Deuxième chambre civile, 4 avril 2018 — 17-16.244
Textes visés
- Article 1014 du code de procédure civile.
Texte intégral
CIV. 2
MY1
COUR DE CASSATION ______________________
Audience publique du 4 avril 2018
Rejet non spécialement motivé
M. X..., conseiller doyen faisant fonction de président
Décision n° 10262 F
Pourvoi n° G 17-16.244
R É P U B L I Q U E F R A N Ç A I S E
_________________________
AU NOM DU PEUPLE FRANÇAIS _________________________
LA COUR DE CASSATION, DEUXIÈME CHAMBRE CIVILE, a rendu la décision suivante :
Vu le pourvoi formé par la société Genex, venant aux droits de la société STVO, société par actions simplifiée, dont le siège est [...] ,
contre l'arrêpt n° RG : 15/17656 rendu le 10 février 2017 par la cour d'appel d'Aix-en-Provence (14e chambre ), dans le litige l'opposant à l'union de recouvrement des cotisations de sécurité sociale et d'allocations familiales Provence-Alpes-Côte d'Azur, dont le siège est [...] ,
défenderesse à la cassation ;
Vu la communication faite au procureur général ;
LA COUR, en l'audience publique du 7 mars 2018, où étaient présents : M. X..., conseiller doyen faisant fonction de président, Mme Y..., conseiller rapporteur, M. Cadiot, conseiller, Mme Szirek, greffier de chambre ;
Vu les observations écrites de la SCP Waquet, Farge et Hazan, avocat de la société Genex, de la SCP Gatineau et Fattaccini, avocat de l'union de recouvrement des cotisations de sécurité sociale et d'allocations familiales Provence-Alpes-Côte d'Azur ;
Sur le rapport de Mme Y..., conseiller, l'avis de Mme Z..., avocat général, et après en avoir délibéré conformément à la loi ;
Vu l'article 1014 du code de procédure civile ;
Attendu que les moyens de cassation annexés, qui sont invoqués à l'encontre de la décision attaquée, ne sont manifestement pas de nature à entraîner la cassation ;
Qu'il n'y a donc pas lieu de statuer par une décision spécialement motivée ;
REJETTE le pourvoi ;
Condamne la société Genex aux dépens ;
Vu l'article 700 du code de procédure civile, rejette les demandes ;
Ainsi décidé par la Cour de cassation, deuxième chambre civile, signé par M. Cadiot, conseiller, conformément aux dispositions des articles 456 et 1021 du code de procédure civile, en remplacement du conseiller rapporteur empêché, et prononcé par le président en son audience publique du quatre avril deux mille dix-huit. MOYENS ANNEXES à la présente décision
Moyens produits par la SCP Waquet, Farge et Hazan, avocat aux Conseils, pour la société Genex.
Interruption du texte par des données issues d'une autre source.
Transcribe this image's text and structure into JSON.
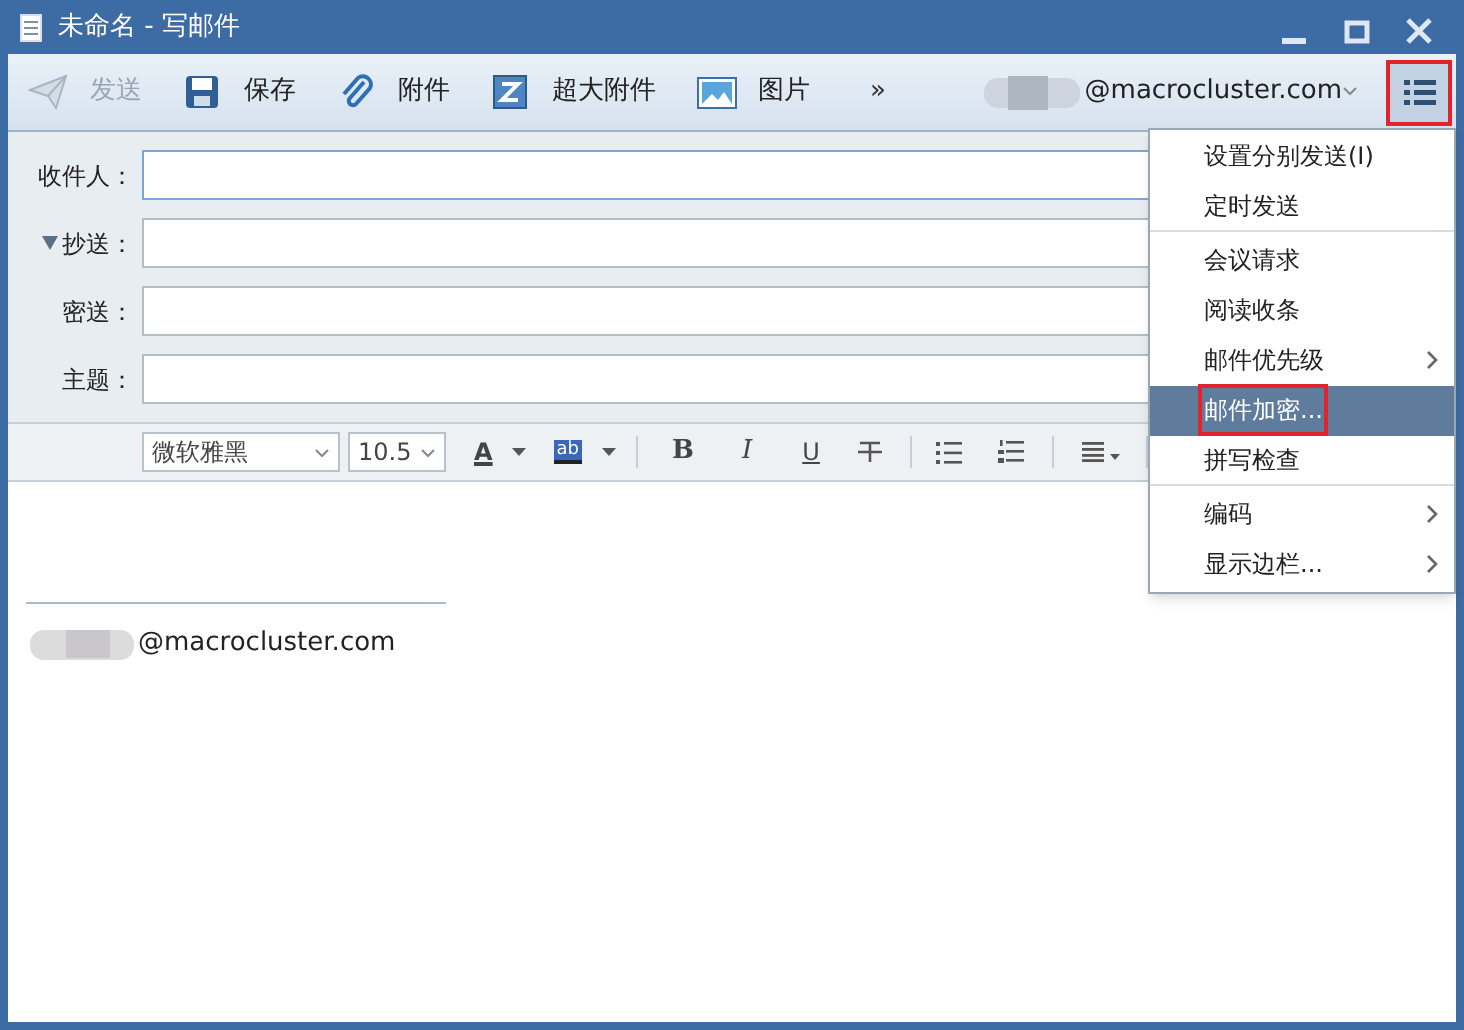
{
  "window": {
    "title": "未命名 - 写邮件"
  },
  "toolbar": {
    "buttons": [
      {
        "kind": "send",
        "label": "发送",
        "disabled": true
      },
      {
        "kind": "save",
        "label": "保存",
        "disabled": false
      },
      {
        "kind": "attach",
        "label": "附件",
        "disabled": false
      },
      {
        "kind": "large",
        "label": "超大附件",
        "disabled": false
      },
      {
        "kind": "image",
        "label": "图片",
        "disabled": false
      }
    ],
    "overflow": "»",
    "account": "@macrocluster.com",
    "menu_button_highlighted": true
  },
  "fields": [
    {
      "label": "收件人：",
      "focused": true,
      "expander": false
    },
    {
      "label": "抄送：",
      "focused": false,
      "expander": true
    },
    {
      "label": "密送：",
      "focused": false,
      "expander": false
    },
    {
      "label": "主题：",
      "focused": false,
      "expander": false
    }
  ],
  "format": {
    "font": "微软雅黑",
    "size": "10.5",
    "font_color": "A",
    "highlight": "ab",
    "bold": "B",
    "italic": "I",
    "underline": "U"
  },
  "body": {
    "signature": "@macrocluster.com"
  },
  "menu": {
    "items": [
      {
        "label": "设置分别发送(I)",
        "submenu": false,
        "selected": false,
        "highlighted": false,
        "separator_after": false
      },
      {
        "label": "定时发送",
        "submenu": false,
        "selected": false,
        "highlighted": false,
        "separator_after": true
      },
      {
        "label": "会议请求",
        "submenu": false,
        "selected": false,
        "highlighted": false,
        "separator_after": false
      },
      {
        "label": "阅读收条",
        "submenu": false,
        "selected": false,
        "highlighted": false,
        "separator_after": false
      },
      {
        "label": "邮件优先级",
        "submenu": true,
        "selected": false,
        "highlighted": false,
        "separator_after": false
      },
      {
        "label": "邮件加密...",
        "submenu": false,
        "selected": true,
        "highlighted": true,
        "separator_after": false
      },
      {
        "label": "拼写检查",
        "submenu": false,
        "selected": false,
        "highlighted": false,
        "separator_after": true
      },
      {
        "label": "编码",
        "submenu": true,
        "selected": false,
        "highlighted": false,
        "separator_after": false
      },
      {
        "label": "显示边栏...",
        "submenu": true,
        "selected": false,
        "highlighted": false,
        "separator_after": false
      }
    ]
  }
}
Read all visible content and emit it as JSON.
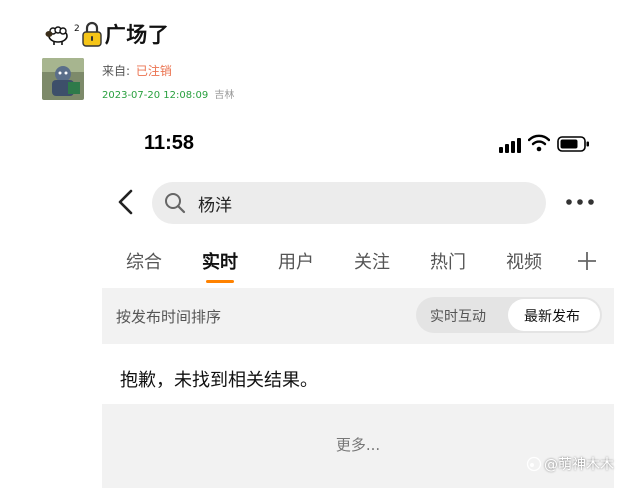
{
  "post": {
    "title_superscript": "2",
    "title_text": "广场了",
    "source_prefix": "来自:",
    "source_user": "已注销",
    "timestamp": "2023-07-20 12:08:09",
    "location": "吉林"
  },
  "phone": {
    "time": "11:58",
    "search": {
      "query": "杨洋"
    },
    "tabs": [
      {
        "label": "综合",
        "active": false
      },
      {
        "label": "实时",
        "active": true
      },
      {
        "label": "用户",
        "active": false
      },
      {
        "label": "关注",
        "active": false
      },
      {
        "label": "热门",
        "active": false
      },
      {
        "label": "视频",
        "active": false
      }
    ],
    "sort": {
      "label": "按发布时间排序",
      "options": [
        "实时互动",
        "最新发布"
      ],
      "selected": "最新发布"
    },
    "empty_message": "抱歉，未找到相关结果。",
    "more_label": "更多..."
  },
  "watermark": {
    "text": "@萌神木木"
  },
  "colors": {
    "accent": "#ff8200",
    "source_user": "#eb7350",
    "timestamp": "#29a03f"
  },
  "icons": [
    "sheep-icon",
    "lock-icon",
    "avatar",
    "signal-icon",
    "wifi-icon",
    "battery-icon",
    "back-icon",
    "search-icon",
    "more-icon",
    "plus-icon"
  ]
}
PREMIER MOYEN DE CASSATION
IL EST FAIT GRIEF à l'arrêt attaqué d'avoir, par infirmation du jugement entrepris, validé le redressement opéré au titre de la déduction spécifique sur les frais professionnels ;
AUX MOTIFS QUE les inspecteurs du recouvrement ont relevé que la société avait pour activité la location de camion grue avec conducteur, que les chauffeurs prennent leur service chez les clients et se rendent sur les chantiers et que l'activité réelle des chauffeurs est celle de la livraison de matériaux à l'aide de camions mis à la disposition de l'entreprise utilisatrice ; la société, dont l'activité n'est pas celle du transport routier, ne verse aucune pièce sur l'activité de ses chauffeurs et notamment pas les contrats conclus avec ses clients ; dans ces conditions, la société ne peut pas bénéficier de la déduction forfaitaire spécifique pour ses chauffeurs qui n'assurent pas des transports rapides routiers ;
1. ALORS QUE le bénéfice de la déduction forfaitaire spécifique pour frais professionnels est lié à l'activité professionnelle du salarié et non à l'activité générale de l'entreprise ; qu'en confirmant le redressement opéré par l'Urssaf du chef de la déduction forfaitaire spécifique au motif que l'activité de la société ne serait pas celle du transport routier, la cour d'appel a privé sa décision de base légale au regard des articles L. 242-1 et R. 242-1 du code de la sécurité sociale, et de l'article 9 du l'arrêté du 20 décembre 2002 ;
2. ALORS QUE devant la cour d'appel, la société Genex a démontré par la production de plusieurs attestations, notamment celle de M. A..., et par la production des rapports journaliers d'activité des chauffeurs que ces derniers, qui effectuaient des livraisons dans des villes situées dans un rayon de 60 à 100 kilomètres avec un kilométrage journalier entre 150 et 250 km, exerçaient une activité de transport rapide routier ; que le bordereau de communication de pièces annexé aux conclusions régulièrement produites en appel par la société Genex mentionnait une attestation de M. A... (pièce n°9) et des rapports journaliers d'activité (pièces n°10) ; qu'en affirmant que l'employeur ne verse aucune pièce sur l'activité de ses chauffeurs, la cour d'appel a dénaturé ce bordereau par omission et violé l'article 4 du code de procédure civile.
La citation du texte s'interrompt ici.